Toyota AE86 Values Continue to Climb in 2026
The humble Corolla that started a revolution — AE86 prices have doubled in three years, and there's no sign of slowing down.
The Numbers Don't Lie
If you've been watching the classic Toyota market, this won't surprise you. But the scale of the shift is worth noting. A clean, unmodified AE86 Corolla that would have fetched $25,000–30,000 in 2023 is now comfortably commanding $50,000–65,000 at auction.
The top end is even more dramatic. A factory-spec Sprinter Trueno with documented history sold through Shannons last month for $87,000 — a new Australian record for the model.
Why Now?
The AE86's rise tracks a broader pattern: the cars that defined 1990s car culture are now being collected by the generation that grew up dreaming about them. Initial D, Gran Turismo, and the golden era of Japanese street racing all cemented the AE86 as an icon.

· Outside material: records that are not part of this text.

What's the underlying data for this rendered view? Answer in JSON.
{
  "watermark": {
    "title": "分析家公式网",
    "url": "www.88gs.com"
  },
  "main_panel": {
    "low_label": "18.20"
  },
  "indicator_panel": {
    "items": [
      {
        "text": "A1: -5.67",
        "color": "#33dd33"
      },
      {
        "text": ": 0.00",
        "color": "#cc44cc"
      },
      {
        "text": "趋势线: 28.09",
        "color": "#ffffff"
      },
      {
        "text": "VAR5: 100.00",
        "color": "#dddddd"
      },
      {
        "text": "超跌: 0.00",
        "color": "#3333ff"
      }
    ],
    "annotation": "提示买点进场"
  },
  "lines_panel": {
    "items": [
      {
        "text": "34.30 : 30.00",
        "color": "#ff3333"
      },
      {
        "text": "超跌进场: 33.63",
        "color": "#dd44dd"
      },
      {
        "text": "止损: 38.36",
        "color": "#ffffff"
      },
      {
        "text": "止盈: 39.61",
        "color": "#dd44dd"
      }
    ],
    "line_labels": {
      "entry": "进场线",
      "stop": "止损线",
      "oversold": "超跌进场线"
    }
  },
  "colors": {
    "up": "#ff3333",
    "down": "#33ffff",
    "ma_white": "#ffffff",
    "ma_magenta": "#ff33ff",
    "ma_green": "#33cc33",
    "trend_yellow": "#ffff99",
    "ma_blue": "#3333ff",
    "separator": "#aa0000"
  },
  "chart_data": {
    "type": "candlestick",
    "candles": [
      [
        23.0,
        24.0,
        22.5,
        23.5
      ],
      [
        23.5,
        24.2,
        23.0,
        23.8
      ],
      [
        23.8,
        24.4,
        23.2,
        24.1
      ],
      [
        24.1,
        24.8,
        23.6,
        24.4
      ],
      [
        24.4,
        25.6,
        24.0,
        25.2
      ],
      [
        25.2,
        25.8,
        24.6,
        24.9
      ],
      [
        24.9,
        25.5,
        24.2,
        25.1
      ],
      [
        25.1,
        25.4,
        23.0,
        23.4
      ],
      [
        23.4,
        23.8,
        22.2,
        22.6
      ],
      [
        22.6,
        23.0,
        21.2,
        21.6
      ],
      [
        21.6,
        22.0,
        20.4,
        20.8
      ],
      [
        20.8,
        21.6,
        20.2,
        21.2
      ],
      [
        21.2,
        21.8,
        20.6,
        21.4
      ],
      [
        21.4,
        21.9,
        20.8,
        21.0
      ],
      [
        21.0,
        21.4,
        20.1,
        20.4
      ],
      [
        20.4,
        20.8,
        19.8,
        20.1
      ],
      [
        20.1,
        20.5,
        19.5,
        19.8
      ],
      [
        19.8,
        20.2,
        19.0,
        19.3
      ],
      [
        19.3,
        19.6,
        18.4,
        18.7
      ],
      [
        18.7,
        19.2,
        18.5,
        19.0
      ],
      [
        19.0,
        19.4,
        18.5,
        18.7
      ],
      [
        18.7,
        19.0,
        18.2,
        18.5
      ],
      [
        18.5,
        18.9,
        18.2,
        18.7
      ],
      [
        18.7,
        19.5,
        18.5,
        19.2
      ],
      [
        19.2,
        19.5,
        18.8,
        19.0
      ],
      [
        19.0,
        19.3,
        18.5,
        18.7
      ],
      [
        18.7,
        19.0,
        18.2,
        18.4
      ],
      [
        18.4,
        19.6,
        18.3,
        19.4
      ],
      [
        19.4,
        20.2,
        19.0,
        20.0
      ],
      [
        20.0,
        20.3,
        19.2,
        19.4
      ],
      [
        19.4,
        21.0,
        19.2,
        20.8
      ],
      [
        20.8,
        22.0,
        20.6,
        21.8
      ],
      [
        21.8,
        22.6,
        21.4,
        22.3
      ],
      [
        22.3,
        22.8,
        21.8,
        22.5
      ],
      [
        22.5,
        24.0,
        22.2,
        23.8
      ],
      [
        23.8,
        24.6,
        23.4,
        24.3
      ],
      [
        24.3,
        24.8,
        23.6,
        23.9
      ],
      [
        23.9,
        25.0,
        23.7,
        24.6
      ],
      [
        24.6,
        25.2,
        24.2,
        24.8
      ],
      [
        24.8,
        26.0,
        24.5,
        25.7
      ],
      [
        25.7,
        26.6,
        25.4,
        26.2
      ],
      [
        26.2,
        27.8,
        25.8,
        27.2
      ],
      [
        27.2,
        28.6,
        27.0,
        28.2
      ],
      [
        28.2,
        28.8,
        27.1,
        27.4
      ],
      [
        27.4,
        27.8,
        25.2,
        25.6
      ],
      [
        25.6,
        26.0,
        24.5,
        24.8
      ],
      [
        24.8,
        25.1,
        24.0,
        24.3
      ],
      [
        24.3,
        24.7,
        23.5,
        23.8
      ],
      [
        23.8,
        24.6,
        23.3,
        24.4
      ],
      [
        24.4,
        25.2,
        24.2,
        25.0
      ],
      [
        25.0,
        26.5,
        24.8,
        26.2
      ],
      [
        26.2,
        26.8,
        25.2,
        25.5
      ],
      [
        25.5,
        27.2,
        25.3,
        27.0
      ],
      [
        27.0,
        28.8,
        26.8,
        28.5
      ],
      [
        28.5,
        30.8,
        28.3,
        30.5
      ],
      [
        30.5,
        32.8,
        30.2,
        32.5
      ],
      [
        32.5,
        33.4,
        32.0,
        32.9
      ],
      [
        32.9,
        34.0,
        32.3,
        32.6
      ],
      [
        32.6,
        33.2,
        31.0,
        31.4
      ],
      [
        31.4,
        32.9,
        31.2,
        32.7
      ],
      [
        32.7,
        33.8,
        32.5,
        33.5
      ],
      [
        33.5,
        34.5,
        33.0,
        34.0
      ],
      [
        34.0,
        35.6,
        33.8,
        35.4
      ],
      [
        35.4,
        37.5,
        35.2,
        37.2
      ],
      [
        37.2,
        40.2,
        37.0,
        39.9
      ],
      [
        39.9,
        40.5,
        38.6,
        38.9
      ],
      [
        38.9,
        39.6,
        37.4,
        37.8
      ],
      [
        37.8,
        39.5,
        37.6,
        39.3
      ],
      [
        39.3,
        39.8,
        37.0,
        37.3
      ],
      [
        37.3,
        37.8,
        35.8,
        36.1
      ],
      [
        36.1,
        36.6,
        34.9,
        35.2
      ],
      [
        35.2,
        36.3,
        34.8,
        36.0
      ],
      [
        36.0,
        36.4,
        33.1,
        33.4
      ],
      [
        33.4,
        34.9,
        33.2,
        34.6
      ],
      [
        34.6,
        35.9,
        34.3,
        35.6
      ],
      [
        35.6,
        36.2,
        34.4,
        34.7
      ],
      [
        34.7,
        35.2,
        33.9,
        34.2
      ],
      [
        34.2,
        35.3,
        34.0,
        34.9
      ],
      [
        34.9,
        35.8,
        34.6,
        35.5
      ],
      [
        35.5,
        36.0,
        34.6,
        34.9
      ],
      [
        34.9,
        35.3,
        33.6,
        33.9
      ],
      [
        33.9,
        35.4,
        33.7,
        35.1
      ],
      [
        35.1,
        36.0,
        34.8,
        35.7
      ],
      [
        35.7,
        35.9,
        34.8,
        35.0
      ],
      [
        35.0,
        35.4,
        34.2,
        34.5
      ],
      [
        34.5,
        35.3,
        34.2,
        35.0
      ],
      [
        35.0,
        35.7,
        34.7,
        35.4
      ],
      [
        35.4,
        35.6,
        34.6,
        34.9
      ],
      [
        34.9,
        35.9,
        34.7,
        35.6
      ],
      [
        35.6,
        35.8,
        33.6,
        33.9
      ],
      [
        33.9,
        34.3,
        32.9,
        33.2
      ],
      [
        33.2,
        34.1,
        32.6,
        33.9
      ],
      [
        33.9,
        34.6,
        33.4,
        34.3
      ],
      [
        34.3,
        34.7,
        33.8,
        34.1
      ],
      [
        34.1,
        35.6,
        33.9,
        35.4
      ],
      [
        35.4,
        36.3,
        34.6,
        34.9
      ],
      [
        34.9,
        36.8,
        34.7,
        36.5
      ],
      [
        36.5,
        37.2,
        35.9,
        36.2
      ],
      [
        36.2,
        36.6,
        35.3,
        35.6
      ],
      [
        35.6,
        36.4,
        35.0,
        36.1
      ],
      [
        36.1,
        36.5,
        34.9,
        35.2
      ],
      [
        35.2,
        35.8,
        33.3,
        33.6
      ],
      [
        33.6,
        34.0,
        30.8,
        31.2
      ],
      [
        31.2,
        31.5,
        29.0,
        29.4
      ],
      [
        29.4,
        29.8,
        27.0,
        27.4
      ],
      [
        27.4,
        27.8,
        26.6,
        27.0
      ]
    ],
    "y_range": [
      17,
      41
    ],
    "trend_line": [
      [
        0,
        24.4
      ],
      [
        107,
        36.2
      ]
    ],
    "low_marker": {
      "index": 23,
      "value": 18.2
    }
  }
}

But there's a supply-side story too. Australia received relatively few AE86s to begin with, and decades of motorsport use, drift tax, and the usual Queensland rust have thinned the herd considerably.
What This Means for Owners
For those who've been sitting on an AE86 — congratulations. For those still looking, the advice from the Toyota Car Club is straightforward: buy the best example you can afford, and buy it now. Clean, original cars are only getting harder to find.
The modified market remains softer, but well-executed builds with 4A-GE upgrades and quality suspension are starting to attract serious attention too.